17. The composition according to claim 1 or 11, wherein the amphiphilic linear peptide having an N-terminal hydrophobic segment and a C-terminal hydrophilic segment each comprises a hydrophobic segment having a length of about 3 to about 11 residues.
18. The amphiphilic linear peptide having an N-terminal hydrophobic segment and a C-terminal hydrophilic segment each comprises a hydrophobic segment having a length of about 3 to about 11 residues, according to the kit of claim 2 or the method of claim 13.
19. The method according to claim 3 or 4, wherein the amphiphilic linear peptide having an N-terminal hydrophobic segment and a C-terminal hydrophilic segment each comprises a hydrophobic segment having a length of about 3 to about 11 residues.
20. The composition according to claim 1 or 11, wherein each amphiphilic linear peptide having an N-terminal hydrophobic segment and a C-terminal hydrophilic segment comprises a hydrophobic segment comprising at least one phenylalanine residue and at least two further residues selected from the following: leucine, isoleucine, and / or valine.
21. The amphiphilic linear peptide having an N-terminal hydrophobic segment and a C-terminal hydrophilic segment each comprises a hydrophobic segment comprising at least one phenylalanine residue and at least two further residues selected from the following: leucine, isoleucine and / or valine, the kit according to claim 2 or the method according to claim 13.
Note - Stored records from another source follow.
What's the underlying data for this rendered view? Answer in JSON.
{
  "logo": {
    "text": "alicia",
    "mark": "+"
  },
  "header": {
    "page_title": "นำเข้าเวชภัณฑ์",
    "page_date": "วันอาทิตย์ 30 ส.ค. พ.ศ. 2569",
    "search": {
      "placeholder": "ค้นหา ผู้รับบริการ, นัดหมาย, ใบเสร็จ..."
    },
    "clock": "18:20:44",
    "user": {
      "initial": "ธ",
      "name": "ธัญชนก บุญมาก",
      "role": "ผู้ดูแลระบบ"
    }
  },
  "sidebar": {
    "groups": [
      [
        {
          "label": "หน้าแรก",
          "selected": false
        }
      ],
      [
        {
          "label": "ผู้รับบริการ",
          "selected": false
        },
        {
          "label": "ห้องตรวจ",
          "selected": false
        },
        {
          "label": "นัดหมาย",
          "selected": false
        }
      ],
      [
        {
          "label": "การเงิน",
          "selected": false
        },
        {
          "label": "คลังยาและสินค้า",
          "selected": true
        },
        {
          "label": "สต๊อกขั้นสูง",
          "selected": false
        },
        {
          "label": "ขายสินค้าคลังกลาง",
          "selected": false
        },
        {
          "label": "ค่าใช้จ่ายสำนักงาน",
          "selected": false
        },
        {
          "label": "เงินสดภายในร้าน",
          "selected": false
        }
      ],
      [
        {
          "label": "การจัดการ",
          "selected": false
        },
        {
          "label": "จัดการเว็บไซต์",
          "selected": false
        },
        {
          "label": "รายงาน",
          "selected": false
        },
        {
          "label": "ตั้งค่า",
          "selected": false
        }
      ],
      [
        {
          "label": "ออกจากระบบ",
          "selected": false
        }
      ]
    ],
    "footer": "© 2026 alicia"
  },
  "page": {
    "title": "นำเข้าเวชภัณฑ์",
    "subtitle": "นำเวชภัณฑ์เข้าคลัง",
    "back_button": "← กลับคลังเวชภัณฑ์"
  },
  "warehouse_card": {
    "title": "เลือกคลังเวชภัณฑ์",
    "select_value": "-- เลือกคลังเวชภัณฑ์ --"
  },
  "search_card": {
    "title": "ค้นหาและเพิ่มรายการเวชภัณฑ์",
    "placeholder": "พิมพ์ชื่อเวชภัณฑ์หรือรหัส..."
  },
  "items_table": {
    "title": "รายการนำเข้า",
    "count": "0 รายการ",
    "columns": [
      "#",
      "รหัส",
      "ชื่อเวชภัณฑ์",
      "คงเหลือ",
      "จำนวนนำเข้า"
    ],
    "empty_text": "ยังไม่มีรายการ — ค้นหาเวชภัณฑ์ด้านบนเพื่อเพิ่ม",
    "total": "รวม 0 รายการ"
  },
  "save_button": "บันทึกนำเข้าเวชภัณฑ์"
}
22. The method according to claim 3 or 4, wherein the amphiphilic linear peptide having an N-terminal hydrophobic segment and a C-terminal hydrophilic segment each comprises a hydrophobic segment comprising at least one phenylalanine residue and at least two or more further residues selected from the following residues: leucine, isoleucine and / or valine.
23. The composition according to claim 1 or 11, wherein the amphiphilic linear peptide having an N-terminal hydrophobic segment and a C-terminal hydrophilic segment comprises a hydrophilic segment containing about 1 to about 7 hydrophilic amino acid residues, each of which is preferably lysine.
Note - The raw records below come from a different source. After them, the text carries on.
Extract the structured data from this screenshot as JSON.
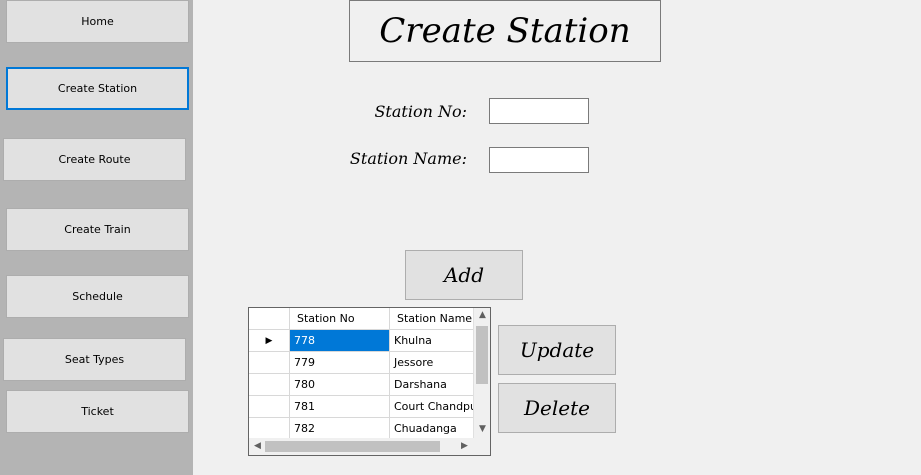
{
  "sidebar": {
    "items": [
      {
        "label": "Home"
      },
      {
        "label": "Create Station"
      },
      {
        "label": "Create Route"
      },
      {
        "label": "Create Train"
      },
      {
        "label": "Schedule"
      },
      {
        "label": "Seat Types"
      },
      {
        "label": "Ticket"
      }
    ]
  },
  "main": {
    "title": "Create Station",
    "form": {
      "station_no_label": "Station No:",
      "station_no_value": "",
      "station_name_label": "Station Name:",
      "station_name_value": ""
    },
    "add_label": "Add",
    "update_label": "Update",
    "delete_label": "Delete"
  },
  "grid": {
    "columns": [
      "Station No",
      "Station Name"
    ],
    "rows": [
      {
        "no": "778",
        "name": "Khulna",
        "selected": true
      },
      {
        "no": "779",
        "name": "Jessore"
      },
      {
        "no": "780",
        "name": "Darshana"
      },
      {
        "no": "781",
        "name": "Court Chandpur"
      },
      {
        "no": "782",
        "name": "Chuadanga"
      }
    ],
    "current_row_marker": "▶"
  },
  "colors": {
    "sidebar_bg": "#b4b4b4",
    "button_bg": "#e1e1e1",
    "selection": "#0078d7",
    "page_bg": "#f0f0f0"
  }
}
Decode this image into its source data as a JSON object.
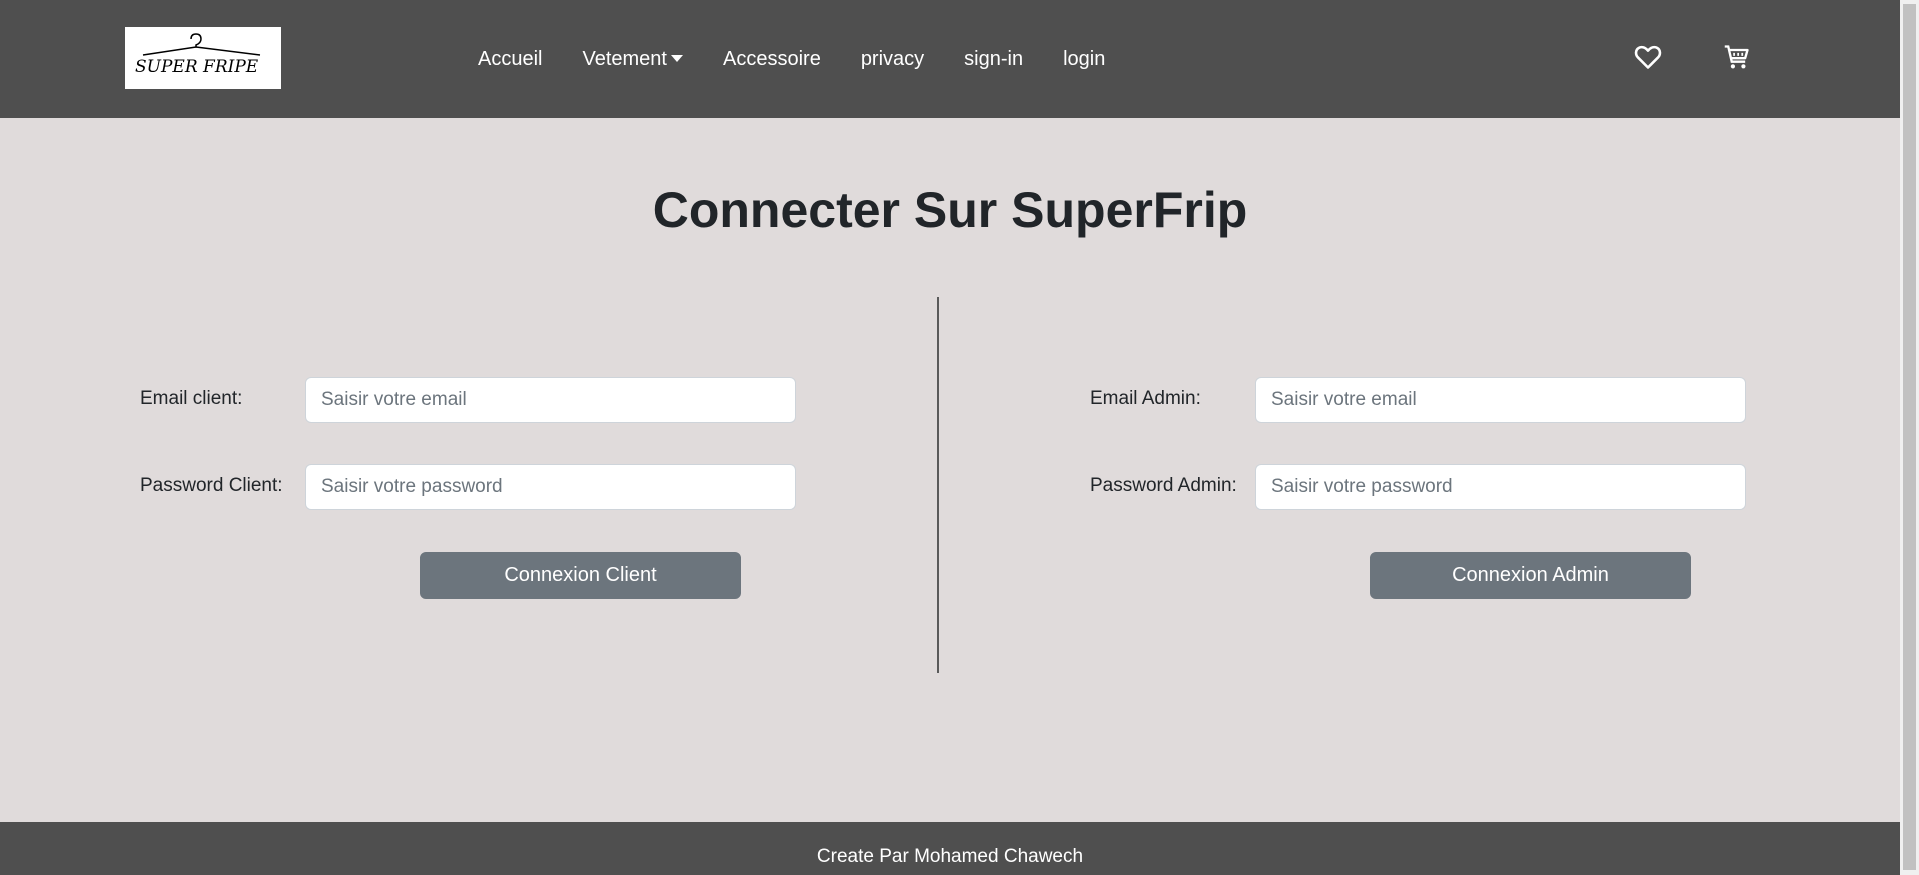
{
  "brand": {
    "logo_text": "SUPER FRIPE"
  },
  "nav": {
    "items": [
      {
        "label": "Accueil"
      },
      {
        "label": "Vetement"
      },
      {
        "label": "Accessoire"
      },
      {
        "label": "privacy"
      },
      {
        "label": "sign-in"
      },
      {
        "label": "login"
      }
    ],
    "icons": [
      "heart-icon",
      "cart-icon"
    ]
  },
  "page": {
    "title": "Connecter Sur SuperFrip"
  },
  "client_form": {
    "email_label": "Email client:",
    "email_placeholder": "Saisir votre email",
    "password_label": "Password Client:",
    "password_placeholder": "Saisir votre password",
    "submit_label": "Connexion Client"
  },
  "admin_form": {
    "email_label": "Email Admin:",
    "email_placeholder": "Saisir votre email",
    "password_label": "Password Admin:",
    "password_placeholder": "Saisir votre password",
    "submit_label": "Connexion Admin"
  },
  "footer": {
    "text": "Create Par Mohamed Chawech"
  },
  "colors": {
    "navbar_bg": "#4f4f4f",
    "page_bg": "#e0dbdb",
    "button_bg": "#6c757d",
    "text_dark": "#212529"
  }
}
24. The kit according to claim 2 or the method according to claim 13, wherein the amphiphilic linear peptide having an N-terminal hydrophobic segment and a C-terminal hydrophilic segment comprises a hydrophilic segment containing about 1 to about 7 hydrophilic amino acid residues, each of which is preferably lysine.
25. The method according to claim 3 or 4, wherein the amphiphilic linear peptide having an N-terminal hydrophobic segment and a C-terminal hydrophilic segment comprises a hydrophilic segment containing about 1 to about 7 hydrophilic amino acid residues, each preferably being lysine.